Helping Your Kids Make Sense of Dollars and Cents

By Kendra Miller

You want your children to be safe and happy and possess the skills needed to navigate successfully through life. According to Sam X. Renick, an award-winning author and co-creator of Sammy Rabbit, a children’s financial literacy initiative, one of the best foundations you can lay for your kids to do well in life is teaching good money habits. One way or another, kids will learn lessons about money even if you’re not the one teaching them.

Here’s how to play an active role in shaping your children’s feelings, thoughts and values about money.


After teaching children financial literacy for over 20 years, Renick has found the earlier you start the better. Attitudes about money habits can be formed by the age of seven, so it is best to start before then. Explain what money is and how it is used. Let them see you making purchases with cash or explain that a debit or credit card is still using money. Show them the receipts of what was purchased and allow them to ask questions. This introduction to spending money will lay a foundation for later when they have money of their own to spend.
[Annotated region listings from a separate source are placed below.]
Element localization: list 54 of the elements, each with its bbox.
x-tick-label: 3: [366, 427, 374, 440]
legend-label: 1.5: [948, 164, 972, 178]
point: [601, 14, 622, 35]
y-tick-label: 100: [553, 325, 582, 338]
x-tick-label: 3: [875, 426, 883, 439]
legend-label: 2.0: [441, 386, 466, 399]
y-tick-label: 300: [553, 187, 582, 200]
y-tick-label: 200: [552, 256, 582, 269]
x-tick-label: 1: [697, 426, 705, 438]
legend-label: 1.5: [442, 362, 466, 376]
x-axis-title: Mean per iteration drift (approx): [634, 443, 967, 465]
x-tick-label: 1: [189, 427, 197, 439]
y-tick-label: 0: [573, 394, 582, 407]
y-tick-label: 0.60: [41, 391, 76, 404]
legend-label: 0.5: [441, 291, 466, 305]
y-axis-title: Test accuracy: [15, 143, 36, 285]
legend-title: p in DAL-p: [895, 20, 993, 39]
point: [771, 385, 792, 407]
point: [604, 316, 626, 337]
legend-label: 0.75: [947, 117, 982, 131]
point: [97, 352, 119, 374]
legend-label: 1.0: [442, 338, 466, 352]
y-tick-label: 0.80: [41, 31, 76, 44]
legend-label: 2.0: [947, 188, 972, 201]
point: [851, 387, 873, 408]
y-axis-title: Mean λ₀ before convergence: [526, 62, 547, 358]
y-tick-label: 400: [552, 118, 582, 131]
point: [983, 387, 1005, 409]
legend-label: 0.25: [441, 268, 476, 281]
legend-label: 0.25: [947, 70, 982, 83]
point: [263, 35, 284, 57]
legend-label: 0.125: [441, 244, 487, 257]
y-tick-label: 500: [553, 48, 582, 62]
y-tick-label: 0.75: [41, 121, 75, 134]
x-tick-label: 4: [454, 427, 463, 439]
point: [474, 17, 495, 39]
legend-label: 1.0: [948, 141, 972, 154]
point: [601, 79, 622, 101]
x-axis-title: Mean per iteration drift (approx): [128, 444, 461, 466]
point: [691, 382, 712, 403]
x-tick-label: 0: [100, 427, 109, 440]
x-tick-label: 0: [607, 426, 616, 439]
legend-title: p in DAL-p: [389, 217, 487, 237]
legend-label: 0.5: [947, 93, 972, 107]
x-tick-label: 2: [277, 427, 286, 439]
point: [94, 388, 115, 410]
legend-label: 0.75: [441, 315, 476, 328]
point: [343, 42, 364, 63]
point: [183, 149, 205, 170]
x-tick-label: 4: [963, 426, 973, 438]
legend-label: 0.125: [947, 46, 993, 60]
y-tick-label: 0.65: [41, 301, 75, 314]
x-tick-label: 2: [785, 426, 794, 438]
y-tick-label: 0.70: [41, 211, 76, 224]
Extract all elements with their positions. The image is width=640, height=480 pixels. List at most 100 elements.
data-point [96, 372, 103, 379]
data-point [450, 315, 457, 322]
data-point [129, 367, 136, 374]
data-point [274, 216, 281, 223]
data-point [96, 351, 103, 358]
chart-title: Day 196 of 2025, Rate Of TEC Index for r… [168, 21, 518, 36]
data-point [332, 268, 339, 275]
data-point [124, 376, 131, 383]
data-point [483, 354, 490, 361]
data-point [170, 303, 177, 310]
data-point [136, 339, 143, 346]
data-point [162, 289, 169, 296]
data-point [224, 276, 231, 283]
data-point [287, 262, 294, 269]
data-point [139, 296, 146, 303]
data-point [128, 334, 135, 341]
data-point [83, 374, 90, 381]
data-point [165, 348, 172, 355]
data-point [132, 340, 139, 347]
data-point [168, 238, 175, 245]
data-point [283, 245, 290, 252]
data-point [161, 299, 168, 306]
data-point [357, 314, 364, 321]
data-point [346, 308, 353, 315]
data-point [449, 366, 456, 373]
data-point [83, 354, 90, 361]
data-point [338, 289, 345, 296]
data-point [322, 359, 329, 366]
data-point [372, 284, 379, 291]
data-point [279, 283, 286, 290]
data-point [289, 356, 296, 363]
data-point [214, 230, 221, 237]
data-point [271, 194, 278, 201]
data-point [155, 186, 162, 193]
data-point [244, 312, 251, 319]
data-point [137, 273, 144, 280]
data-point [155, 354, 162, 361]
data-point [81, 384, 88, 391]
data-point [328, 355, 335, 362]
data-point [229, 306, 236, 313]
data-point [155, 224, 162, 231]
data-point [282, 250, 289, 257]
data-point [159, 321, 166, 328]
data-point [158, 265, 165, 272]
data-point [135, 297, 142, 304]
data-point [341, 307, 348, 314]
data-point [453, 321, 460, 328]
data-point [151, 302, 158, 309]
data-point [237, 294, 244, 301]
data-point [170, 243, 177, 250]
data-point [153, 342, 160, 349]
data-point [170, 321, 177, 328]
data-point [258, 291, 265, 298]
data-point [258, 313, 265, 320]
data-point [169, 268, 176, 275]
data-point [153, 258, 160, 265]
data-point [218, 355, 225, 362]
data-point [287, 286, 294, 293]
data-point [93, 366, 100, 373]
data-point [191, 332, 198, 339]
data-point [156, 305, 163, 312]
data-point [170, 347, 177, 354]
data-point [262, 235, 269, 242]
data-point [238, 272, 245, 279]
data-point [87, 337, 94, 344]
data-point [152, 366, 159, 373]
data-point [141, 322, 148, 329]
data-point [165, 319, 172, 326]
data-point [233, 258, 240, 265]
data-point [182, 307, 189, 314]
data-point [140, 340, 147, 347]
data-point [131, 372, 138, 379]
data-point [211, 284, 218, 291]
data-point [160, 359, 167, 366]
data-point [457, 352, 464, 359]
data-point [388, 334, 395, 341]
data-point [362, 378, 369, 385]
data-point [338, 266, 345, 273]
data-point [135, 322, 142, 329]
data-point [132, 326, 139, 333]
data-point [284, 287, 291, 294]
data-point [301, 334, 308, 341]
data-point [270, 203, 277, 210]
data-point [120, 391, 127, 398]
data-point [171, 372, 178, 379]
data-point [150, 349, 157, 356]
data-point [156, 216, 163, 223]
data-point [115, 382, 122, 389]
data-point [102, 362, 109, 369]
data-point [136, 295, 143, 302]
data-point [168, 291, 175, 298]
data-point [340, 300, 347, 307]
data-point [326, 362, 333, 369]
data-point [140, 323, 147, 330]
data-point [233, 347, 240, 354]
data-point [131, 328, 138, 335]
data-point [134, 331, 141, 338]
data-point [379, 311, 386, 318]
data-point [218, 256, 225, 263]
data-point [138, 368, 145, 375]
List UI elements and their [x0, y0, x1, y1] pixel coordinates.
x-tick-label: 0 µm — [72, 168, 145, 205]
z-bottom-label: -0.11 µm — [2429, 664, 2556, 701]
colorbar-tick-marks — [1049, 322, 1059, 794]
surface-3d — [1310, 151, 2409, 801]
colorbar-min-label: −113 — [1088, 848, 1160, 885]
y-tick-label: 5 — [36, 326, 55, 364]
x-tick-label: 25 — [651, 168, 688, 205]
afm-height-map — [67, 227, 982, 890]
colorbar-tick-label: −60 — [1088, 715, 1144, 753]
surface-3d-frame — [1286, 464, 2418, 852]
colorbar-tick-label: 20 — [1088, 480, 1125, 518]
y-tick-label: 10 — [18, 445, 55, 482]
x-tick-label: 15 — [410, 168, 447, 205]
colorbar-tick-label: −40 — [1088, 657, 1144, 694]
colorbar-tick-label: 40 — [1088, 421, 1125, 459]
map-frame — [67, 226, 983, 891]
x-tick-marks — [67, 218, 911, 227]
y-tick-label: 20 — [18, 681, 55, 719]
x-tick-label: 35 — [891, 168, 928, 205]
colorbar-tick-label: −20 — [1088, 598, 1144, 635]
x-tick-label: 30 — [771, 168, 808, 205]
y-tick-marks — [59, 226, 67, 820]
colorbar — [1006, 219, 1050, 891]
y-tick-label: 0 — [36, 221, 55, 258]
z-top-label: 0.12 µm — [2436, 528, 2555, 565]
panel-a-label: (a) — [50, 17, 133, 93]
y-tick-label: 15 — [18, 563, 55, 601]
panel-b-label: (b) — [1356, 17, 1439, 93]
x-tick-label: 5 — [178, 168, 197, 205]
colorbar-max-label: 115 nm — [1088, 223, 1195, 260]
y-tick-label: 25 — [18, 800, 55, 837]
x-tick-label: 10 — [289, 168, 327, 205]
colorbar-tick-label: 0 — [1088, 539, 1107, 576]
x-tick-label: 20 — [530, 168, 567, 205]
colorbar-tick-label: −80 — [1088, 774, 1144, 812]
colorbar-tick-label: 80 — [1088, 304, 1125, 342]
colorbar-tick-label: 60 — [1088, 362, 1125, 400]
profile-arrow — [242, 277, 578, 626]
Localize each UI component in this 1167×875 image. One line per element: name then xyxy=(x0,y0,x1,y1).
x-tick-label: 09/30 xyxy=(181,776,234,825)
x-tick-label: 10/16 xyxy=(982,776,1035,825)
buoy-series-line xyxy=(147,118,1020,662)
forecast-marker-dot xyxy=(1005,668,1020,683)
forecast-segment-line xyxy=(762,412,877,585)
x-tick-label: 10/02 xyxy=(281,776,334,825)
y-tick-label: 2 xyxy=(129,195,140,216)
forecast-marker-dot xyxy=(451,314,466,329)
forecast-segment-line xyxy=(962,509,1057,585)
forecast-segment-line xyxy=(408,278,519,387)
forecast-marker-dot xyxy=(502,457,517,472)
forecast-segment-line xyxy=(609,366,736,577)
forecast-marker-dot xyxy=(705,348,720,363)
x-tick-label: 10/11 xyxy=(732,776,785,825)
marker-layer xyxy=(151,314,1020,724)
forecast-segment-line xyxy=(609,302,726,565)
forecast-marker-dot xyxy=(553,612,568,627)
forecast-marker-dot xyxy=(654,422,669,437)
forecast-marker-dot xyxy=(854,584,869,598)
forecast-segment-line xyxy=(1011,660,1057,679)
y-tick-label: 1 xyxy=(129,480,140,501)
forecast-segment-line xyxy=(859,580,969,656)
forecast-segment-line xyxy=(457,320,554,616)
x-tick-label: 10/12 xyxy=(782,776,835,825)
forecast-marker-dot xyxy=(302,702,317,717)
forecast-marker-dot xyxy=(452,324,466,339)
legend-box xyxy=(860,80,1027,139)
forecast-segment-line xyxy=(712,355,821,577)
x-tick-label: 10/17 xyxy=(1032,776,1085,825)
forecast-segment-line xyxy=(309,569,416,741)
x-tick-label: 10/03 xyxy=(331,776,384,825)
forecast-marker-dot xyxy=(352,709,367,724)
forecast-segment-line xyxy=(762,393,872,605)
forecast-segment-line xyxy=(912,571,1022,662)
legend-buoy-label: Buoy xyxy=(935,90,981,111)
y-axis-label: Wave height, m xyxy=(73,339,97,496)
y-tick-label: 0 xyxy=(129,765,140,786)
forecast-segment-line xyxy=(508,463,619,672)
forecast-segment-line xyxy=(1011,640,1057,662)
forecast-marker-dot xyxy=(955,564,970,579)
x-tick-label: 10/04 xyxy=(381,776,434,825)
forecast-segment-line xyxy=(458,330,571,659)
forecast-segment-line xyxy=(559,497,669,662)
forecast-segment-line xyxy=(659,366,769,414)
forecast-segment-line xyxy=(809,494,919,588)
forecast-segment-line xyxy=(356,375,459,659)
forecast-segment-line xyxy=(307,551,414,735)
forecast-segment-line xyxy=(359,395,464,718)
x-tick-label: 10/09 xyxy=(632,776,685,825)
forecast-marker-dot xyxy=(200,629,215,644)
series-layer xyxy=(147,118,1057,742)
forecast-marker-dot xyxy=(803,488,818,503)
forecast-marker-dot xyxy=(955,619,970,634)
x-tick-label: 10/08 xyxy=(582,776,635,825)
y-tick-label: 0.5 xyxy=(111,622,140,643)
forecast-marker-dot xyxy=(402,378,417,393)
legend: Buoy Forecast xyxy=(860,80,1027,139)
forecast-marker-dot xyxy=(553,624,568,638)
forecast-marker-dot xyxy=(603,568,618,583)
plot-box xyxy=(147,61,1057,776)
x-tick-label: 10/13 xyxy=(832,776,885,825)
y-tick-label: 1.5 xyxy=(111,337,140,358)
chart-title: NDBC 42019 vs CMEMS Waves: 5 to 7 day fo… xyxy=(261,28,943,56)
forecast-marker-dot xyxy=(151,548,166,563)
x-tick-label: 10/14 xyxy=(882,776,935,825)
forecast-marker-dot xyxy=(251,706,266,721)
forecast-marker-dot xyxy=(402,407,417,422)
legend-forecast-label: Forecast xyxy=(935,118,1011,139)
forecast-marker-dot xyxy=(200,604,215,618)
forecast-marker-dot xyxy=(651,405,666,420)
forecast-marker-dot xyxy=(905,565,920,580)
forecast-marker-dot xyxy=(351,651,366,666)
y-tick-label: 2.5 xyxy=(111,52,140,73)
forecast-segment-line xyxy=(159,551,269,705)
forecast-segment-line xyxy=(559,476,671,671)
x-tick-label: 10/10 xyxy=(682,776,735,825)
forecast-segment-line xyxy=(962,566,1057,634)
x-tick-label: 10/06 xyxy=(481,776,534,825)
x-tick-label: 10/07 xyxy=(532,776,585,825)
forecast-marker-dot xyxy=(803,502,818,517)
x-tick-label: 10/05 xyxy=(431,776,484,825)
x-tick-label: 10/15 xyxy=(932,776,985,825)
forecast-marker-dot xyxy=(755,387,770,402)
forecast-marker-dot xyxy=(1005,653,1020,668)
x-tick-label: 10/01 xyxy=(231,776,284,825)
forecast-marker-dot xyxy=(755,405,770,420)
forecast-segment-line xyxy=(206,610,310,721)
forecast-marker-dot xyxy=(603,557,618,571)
The early introduction to money should not only revolve around spending, but should also introduce the concept of saving money. In addition to being a good money habit, Renick says, “saving teaches discipline and delayed gratification. Saving teaches goal-setting and planning. Saving stresses being prepared. Saving builds security and independence.” These important skills and habits will help in other areas of life as well.


In order for children to practice spending and saving habits, they need to have money of their own. Your children may receive financial gifts at birthdays and holidays, but consider requiring certain chores for them to earn an allowance as well. According to Renick, “just about everyone values money they earn differently than money they receive.”

Once your kids start earning money of their own, help them understand that personal finance is all about decisions that affect not only today but can impact tomorrow as well. If you choose to spend money on something today and not save it, you may not be able to buy something you really want or need later.


Perhaps the most important of all these steps is to model the good financial habits you hope your children will adopt. Leading by example is the best way to send clear messages about spending and saving decisions. Most of all, be consistent with your methods and be patient as your children learn financial lessons.

Educating your children about personal finance is a process that can take time. But if you put in the effort and continuously communicate a clear message about money, you will instill good habits that will serve your children well throughout life.